Icahn School of Medicine at Mount Sinai Medical Center, NY, NY; David Geffen School of Medicine, University of California Los Angeles, Los Angeles, CA.
David Geffen School of Medicine, University of California Los Angeles, Los Angeles, CA; RAND Corporation, Santa Monica, CA.
J Am Coll Surg. 2015 Feb;220(2):207-17.e11. doi: 10.1016/j.jamcollsurg.2014.10.021. Epub 2014 Nov 8.
This study aims to describe the magnitude of hospital costs among patients undergoing elective colectomy, cholecystectomy, and pancreatectomy, determine whether these costs relate as expected to duration of care, patient case-mix severity and comorbidities, and whether risk-adjusted costs vary significantly by hospital. Correctly estimating the cost of production of surgical care may help decision makers design mechanisms to improve the efficiency of surgical care.
Patient data from 202 hospitals in the ACS-NSQIP were linked to Medicare inpatient claims. Patient charges were mapped to cost center cost-to-charge ratios in the Medicare cost reports to estimate costs. The association of patient case-mix severity and comorbidities with cost was analyzed using mixed effects multivariate regression. Cost variation among hospitals was quantified by estimating risk-adjusted hospital cost ratios and 95% confidence intervals from the mixed effects multivariate regression.

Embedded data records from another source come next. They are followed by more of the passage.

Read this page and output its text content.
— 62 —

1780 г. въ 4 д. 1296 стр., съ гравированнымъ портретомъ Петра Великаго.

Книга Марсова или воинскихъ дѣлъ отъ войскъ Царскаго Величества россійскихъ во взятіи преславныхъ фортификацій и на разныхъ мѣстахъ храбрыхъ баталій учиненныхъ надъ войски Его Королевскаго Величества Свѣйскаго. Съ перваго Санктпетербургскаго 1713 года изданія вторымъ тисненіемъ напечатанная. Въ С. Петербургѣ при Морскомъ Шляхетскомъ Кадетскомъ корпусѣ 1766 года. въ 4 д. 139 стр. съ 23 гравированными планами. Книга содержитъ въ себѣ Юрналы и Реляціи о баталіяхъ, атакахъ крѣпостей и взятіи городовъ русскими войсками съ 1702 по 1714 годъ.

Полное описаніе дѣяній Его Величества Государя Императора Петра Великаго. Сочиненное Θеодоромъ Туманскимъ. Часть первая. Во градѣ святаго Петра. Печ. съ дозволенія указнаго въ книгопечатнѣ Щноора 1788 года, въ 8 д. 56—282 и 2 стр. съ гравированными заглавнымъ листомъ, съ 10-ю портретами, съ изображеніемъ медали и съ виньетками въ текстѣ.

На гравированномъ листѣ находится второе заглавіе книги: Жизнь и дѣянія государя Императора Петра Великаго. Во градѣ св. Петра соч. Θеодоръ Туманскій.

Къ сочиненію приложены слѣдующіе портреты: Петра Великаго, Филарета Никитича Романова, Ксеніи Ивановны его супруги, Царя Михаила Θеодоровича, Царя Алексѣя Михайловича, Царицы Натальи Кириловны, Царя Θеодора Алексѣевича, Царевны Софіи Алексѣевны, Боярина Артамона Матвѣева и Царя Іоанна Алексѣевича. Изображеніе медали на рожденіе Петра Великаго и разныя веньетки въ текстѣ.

There were 21,923 patients from 202 hospitals who underwent an elective colectomy (n = 13,945), cholecystectomy (n = 5,569), or pancreatectomy (n = 2,409). Median cost was lowest for cholecystectomy ($15,651) and highest for pancreatectomy ($37,745). Room and board costs accounted for the largest proportion (49%) of costs and were correlated with length of stay, R = 0.89, p < 0.001. The patient case-mix severity and comorbidity variables most associated with cost were American Society of Anesthesiologists (ASA) class IV (estimate 1.72, 95% CI 1.57 to 1.87) and fully dependent functional status (estimate 1.63, 95% CI 1.53 to 1.74). After risk-adjustment, 66 hospitals had significantly lower costs than the average hospital and 57 hospitals had significantly higher costs.
The hospital costs estimates appear to be consistent with clinical expectations of hospital resource use and differ significantly among 202 hospitals after risk-adjustment for preoperative patient characteristics and procedure type.
本研究旨在描述择期结肠切除术、胆囊切除术和胰腺切除术患者的住院费用规模,确定这些费用是否与护理时间、患者病例组合严重程度和合并症的预期相关,以及风险调整后的费用是否因医院而异。正确估计手术护理的生产成本可能有助于决策者设计提高手术护理效率的机制。
将 ACS-NSQIP 中 202 家医院的患者数据与 Medicare 住院索赔相关联。将患者收费映射到 Medicare 成本报告中的成本中心成本收费比,以估算成本。使用混合效应多变量回归分析患者病例组合严重程度和合并症与成本的关系。通过从混合效应多变量回归中估计风险调整后的医院成本比和 95%置信区间,量化医院间的成本差异。
共有 202 家医院的 21923 名患者接受了择期结肠切除术(n=13945)、胆囊切除术(n=5569)或胰腺切除术(n=2409)。胆囊切除术的中位费用最低(15651 美元),胰腺切除术的费用最高(37745 美元)。病房和董事会费用占成本的最大比例(49%),与住院时间呈正相关,R=0.89,p<0.001。与成本最相关的患者病例组合严重程度和合并症变量是美国麻醉师协会(ASA)分级 IV(估计值 1.72,95%CI 1.57 至 1.87)和完全依赖的功能状态(估计值 1.63,95%CI 1.53 至 1.74)。风险调整后,66 家医院的成本明显低于平均水平,57 家医院的成本明显高于平均水平。
医院成本估计似乎与临床对医院资源使用的预期一致,并且在风险调整了术前患者特征和手术类型后,202 家医院之间的差异显著。